La FNMR rappelle qu’il s’agit de technologies coûteuses mais essentielles dans le parcours de soins des patients. Ceux-ci ignorent les frontières entre secteur public et secteur libéral. L’archivage numérique constitue une passerelle entre ces secteurs pour suivre au mieux les patients. C’est un outil incontournable de l’organisation territoriale et de la permanence et la continuité des soins. Il est également indispensable à la transmission d’images en direction des autres médecins, qu’ils soient généralistes ou spécialistes.
L’archivage numérique est au coeur de la prise en charge moderne en cancérologie, par exemple, au travers de la comparaison d’images qui permet un suivi très précis de l’évolution des pathologies tout en évitant la multiplication des examens.
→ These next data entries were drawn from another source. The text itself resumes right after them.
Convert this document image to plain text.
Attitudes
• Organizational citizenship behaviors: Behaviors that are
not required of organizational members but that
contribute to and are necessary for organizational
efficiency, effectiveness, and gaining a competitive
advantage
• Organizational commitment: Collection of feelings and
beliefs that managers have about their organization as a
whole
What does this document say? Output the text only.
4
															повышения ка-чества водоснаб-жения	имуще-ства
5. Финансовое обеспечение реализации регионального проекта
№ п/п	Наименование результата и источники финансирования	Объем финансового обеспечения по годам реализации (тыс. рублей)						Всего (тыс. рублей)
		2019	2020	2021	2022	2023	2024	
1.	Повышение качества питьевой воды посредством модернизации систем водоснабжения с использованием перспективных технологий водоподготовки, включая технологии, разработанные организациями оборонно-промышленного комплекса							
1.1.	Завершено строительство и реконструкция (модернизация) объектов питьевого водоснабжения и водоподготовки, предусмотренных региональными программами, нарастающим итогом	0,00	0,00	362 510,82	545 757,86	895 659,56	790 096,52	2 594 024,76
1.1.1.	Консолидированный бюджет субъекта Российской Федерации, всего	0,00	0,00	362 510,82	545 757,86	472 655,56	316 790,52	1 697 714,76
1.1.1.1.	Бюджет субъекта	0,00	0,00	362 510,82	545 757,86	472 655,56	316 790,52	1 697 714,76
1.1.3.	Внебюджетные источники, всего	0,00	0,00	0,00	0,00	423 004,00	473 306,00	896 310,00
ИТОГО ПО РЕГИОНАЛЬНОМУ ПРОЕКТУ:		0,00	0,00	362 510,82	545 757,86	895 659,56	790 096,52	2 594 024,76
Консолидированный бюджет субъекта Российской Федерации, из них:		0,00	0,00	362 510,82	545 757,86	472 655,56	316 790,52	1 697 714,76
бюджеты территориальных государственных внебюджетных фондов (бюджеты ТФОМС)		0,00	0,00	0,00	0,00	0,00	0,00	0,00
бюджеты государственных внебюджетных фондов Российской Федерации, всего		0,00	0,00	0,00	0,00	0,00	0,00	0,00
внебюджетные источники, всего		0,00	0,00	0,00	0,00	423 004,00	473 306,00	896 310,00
L’archivage numérique constituera, dans un avenir proche, un des outils moteurs du dépistage organisé du cancer du sein, effectué majoritairement en cabinet libéral.
Enfin, il est la clé de voûte du dossier médical personnel informatisé des patients.
La FNMR comprend la nécessité de moderniser les hôpitaux publics. En revanche, elle refuse qu’ils puissent monopoliser tous les moyens pendant que l’imagerie libérale voit les siens se réduire comme une peau de chagrin, plan de rigueur après plan de rigueur, alors même que les médecins radiologues ont financé leur équipement d’archivage sur leurs fonds propres.
La FNMR demande au Ministère de la Santé, d’inclure l’imagerie médicale libérale dans les programmes d’investissement dans les technologies innovantes. Les médecins
radiologues sont prêts à contribuer au développement technologique, qu’ils ont déjà initié pour faire progresser la qualité des soins, pour peu que les moyens leur en soient donnés.